Photo of the new pool with blue-and-gold lane lines and athletes practicing in it.
Swimmers train in the new Legends Aquatic Center. Photo: Ian Walsh

Olympic oasis: New swim center brings gold standard to training

Cal swimmers swamped the competition at the 2016 Summer Olympics, bringing home a staggering 19 medals, including eight golds. In the wake of their epic win, athletes were welcomed back with a well-earned upgrade to their campus training facilities.

The $18-million Legends Aquatic Center, funded primarily by private donors, opened last September with splashy fanfare. The state-of-the-art facility has a 52-meter pool, three-story diving tower, and moveable bleachers that can accommodate 500 spectators. Athletes can now train with more space and pool time, and divers no longer have to travel to Stanford every week to practice.

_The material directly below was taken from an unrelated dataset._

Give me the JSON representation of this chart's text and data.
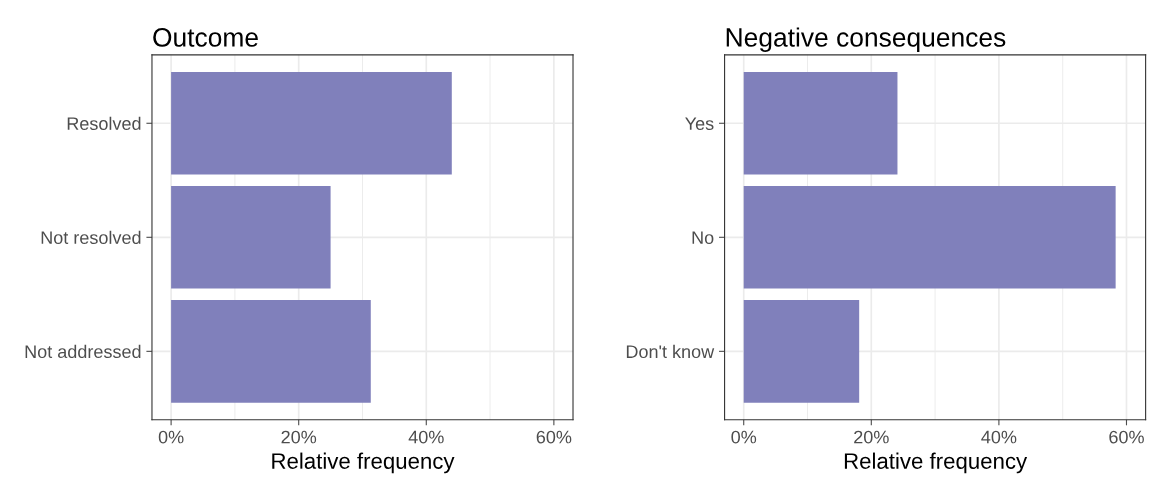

“Cal has a world-class aquatics program and has done it with fewer resources than most competitive programs,” says former Cal water polo letterman Edward “Ned” Spieker ’66, who helped fund Spieker Aquatics Complex in 1982. “That’s why several of us decided to help.”

Spieker and fellow Cal swimming legends — Rick Cronk ’65, the late Don Fisher ’51, and the late Warren Hellman ’55 — launched the “More Water” campaign to build an Olympic-worthy facility. In 2012,

Spieker and surviving donors and family members established Cal Aquatic Legends, a nonprofit that functioned as a springboard to the new facility.

Until now, the competitive swimming, diving, and water polo teams had been sharing one congested pool with recreational swimmers and club sport teams. Not anymore.

“Having two pools has really opened up our practice times,” says Kathleen Baker ’19, who earned a silver and gold in Rio. “We’re enjoying being part of history, knowing that so many of our predecessors helped create this amazing facility.”